Hopefully, this article will give you a better understanding of how long you will receive PPD checks. Before we get into that though, it helps to have a good understanding of what PPD benefits are.
Why am I receiving permanent partial disability benefits?
Permanent partial disability benefits are the way that Georgia workers compensation pays you for permanent impairment that you suffer as a result of an injury at work. In order for you to start receiving these benefits, usually two things have to happen:
- You reach maximum medical improvement (also known as MMI), and
- You are not currently receiving temporary total disability or temporary partial disability benefits
In Georgia, doctors give you what is called a permanent partial disability rating. That rating is a percent impairment to a particular part of your body. It will be given one of two ways:
- To your body as a whole, or
- To a specific part of your body (such as the hand, upper extremity, lower extremity, etc.)
In a Georgia workers compensation case, doctors are required to use a specific book that is published by the American Medical Association when giving you this rating. That book is called the American Medical Association’s Guides to the Evaluation of Permanent Impairment. Doctors are required to use the fifth edition of that book.
When do my permanent partial disability benefits stop?
How long your receive permanent partial disability benefits depends on two things:
- What part of your body is rated, and
- The percentage of the rating
If an insurance company has started paying you permanent partial disability benefits, they should have filed a Form WC-2. That form should give you some information that will help you calculate when your permanent partial disability benefits will stop.
On the form, the insurance company will indicate the PPD rating given to you by the doctor. It should specify the percentage of the rating and the body part rated. They should also attach a copy of the medical record from the doctor that gave you the PPD rating so you can make sure it is right.
The insurance company should also fill in the number of weeks of benefits that they are going to pay to you and when the benefits are going to start. So, you can use this information to calculate when your benefits should stop.
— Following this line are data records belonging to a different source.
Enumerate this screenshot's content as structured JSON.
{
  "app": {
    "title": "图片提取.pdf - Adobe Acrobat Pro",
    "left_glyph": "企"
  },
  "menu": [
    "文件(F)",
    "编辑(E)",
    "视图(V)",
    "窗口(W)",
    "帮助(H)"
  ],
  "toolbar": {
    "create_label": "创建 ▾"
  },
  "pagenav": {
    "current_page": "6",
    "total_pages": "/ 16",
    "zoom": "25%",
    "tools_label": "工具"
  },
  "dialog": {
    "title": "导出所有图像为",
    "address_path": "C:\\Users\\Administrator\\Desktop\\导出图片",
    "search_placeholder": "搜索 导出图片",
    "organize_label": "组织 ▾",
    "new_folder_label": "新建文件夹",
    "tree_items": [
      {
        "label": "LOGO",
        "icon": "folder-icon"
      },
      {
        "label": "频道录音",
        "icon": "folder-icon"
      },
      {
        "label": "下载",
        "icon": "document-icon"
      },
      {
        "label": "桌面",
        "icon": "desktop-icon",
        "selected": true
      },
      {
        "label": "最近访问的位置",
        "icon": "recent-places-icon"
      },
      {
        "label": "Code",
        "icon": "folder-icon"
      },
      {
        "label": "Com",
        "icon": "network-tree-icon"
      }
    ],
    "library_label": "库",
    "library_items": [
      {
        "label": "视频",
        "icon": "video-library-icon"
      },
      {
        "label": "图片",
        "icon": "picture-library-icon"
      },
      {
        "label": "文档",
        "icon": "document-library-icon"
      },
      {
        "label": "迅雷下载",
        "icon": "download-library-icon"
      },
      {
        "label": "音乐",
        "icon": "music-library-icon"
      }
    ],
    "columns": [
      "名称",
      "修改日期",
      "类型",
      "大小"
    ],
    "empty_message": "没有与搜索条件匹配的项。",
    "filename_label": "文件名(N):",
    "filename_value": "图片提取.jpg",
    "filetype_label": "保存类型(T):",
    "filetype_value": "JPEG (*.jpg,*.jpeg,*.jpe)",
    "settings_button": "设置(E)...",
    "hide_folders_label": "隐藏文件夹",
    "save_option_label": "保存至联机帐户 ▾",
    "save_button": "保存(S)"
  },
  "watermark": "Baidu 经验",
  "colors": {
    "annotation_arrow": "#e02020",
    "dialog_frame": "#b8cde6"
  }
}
What if the insurance company does not file a Form WC-2?
Unfortunately, insurance companies do not always follow the workers compensation rules. When the insurance company does not follow the rules, they can face penalties and attorney’s fees.
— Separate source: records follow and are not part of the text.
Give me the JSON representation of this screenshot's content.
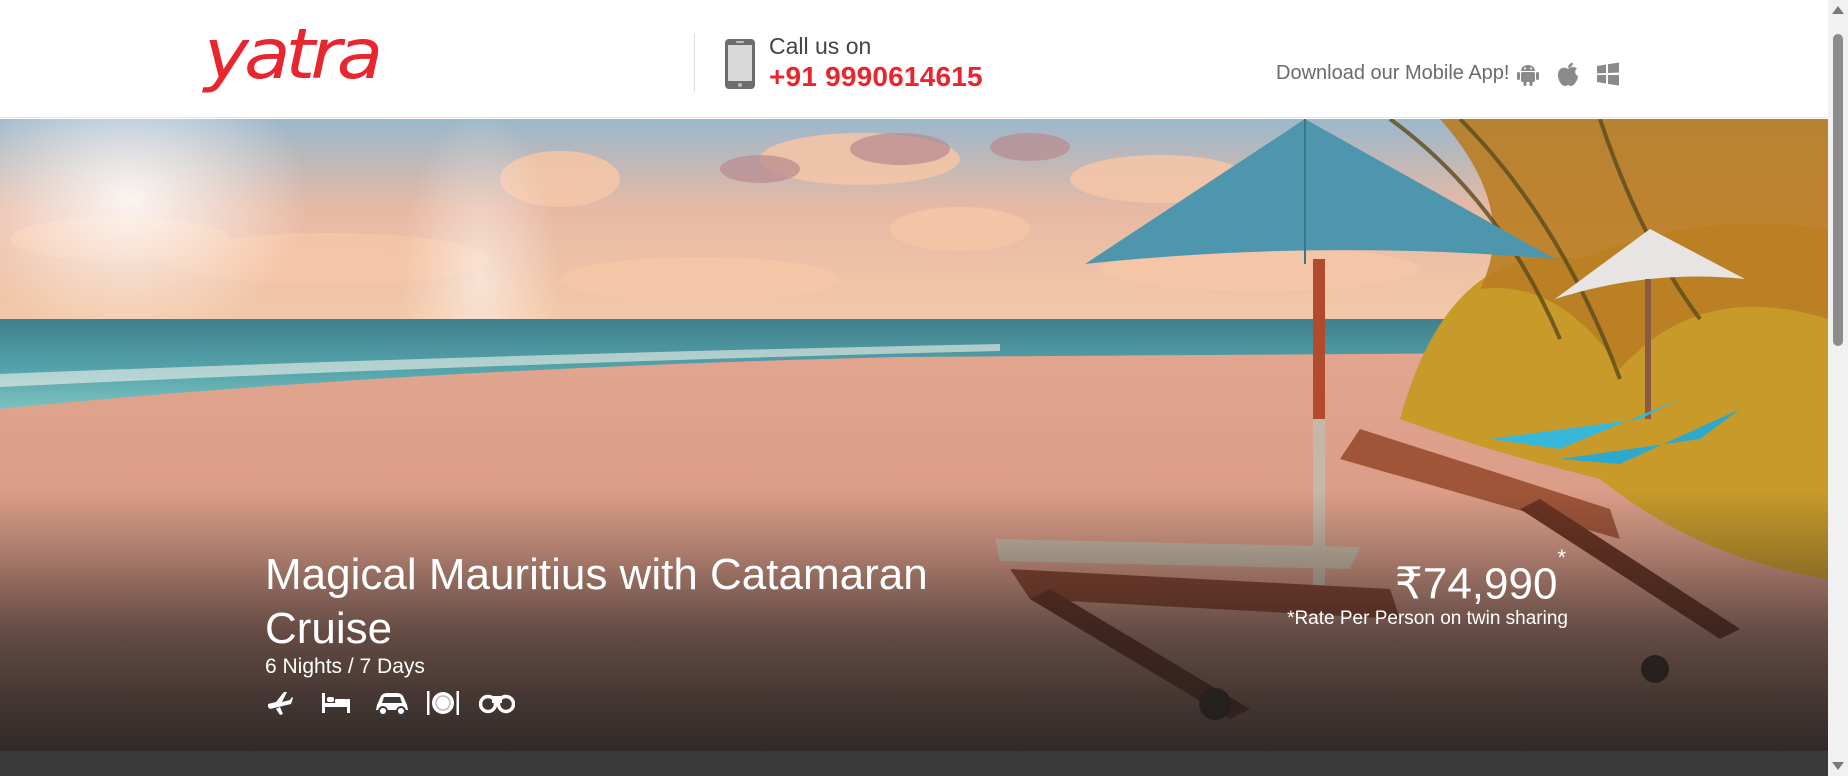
{
  "header": {
    "logo_text": "yatra",
    "call_label": "Call us on",
    "call_number": "+91 9990614615",
    "app_label": "Download our Mobile App!",
    "app_icons": [
      "android-icon",
      "apple-icon",
      "windows-icon"
    ]
  },
  "package": {
    "title": "Magical Mauritius with Catamaran Cruise",
    "duration": "6 Nights / 7 Days",
    "inclusions": [
      "flight-icon",
      "hotel-bed-icon",
      "car-transfer-icon",
      "meals-icon",
      "sightseeing-binoculars-icon"
    ],
    "price": "₹74,990",
    "price_marker": "*",
    "price_note": "*Rate Per Person on twin sharing"
  },
  "colors": {
    "brand_red": "#e8262f",
    "bottom_bar": "#3a3a3a"
  }
}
Even if the insurance company does not follow the rules, you can still determine when your PPD checks will stop. Knowing how to do this will also help you make sure that the insurance company did the calculations right.
You do this by determining the number of weeks of benefits that you will receive based on the rating that you get from your doctor. Each type of rating has a certain amount of weeks of benefits associated with it. I am going to discuss the most common rating in this article, but there are others as well.
The most common type of PPD rating is to the body as a whole. A 100 percent rating to the body as a whole is worth 300 weeks of permanent partial disability benefits.
What that really means is that every percent that you are rated to the body as a whole entitles you to three weeks of PPD benefits. For example, if your doctor gives you a 10% permanent partial disability rating to the body as a whole, you’ll receive 30 weeks of permanent partial disability benefits. That would be three weeks of benefits for every one percent that the doctor rates you.
Can I get temporary total disability benefits again after I start receiving PPD benefits?
Yes. You can still receive temporary total disability benefits again. You could also potentially receive temporary partial disability benefits.
To receive PPD benefits, you cannot currently be receiving either temporary total or temporary partial disability benefits. But, something could happen in your case that entitled you to these benefits again.
The most common thing that would happen is your doctor taking you out of work. This could happen if you need surgery or if your condition worsens.
There is one very important thing that you need to know about both temporary total disability benefits and temporary partial disability benefits. Georgia law has a statute of limitations which can bar your right to receive either of these benefits if you go to long without receiving them.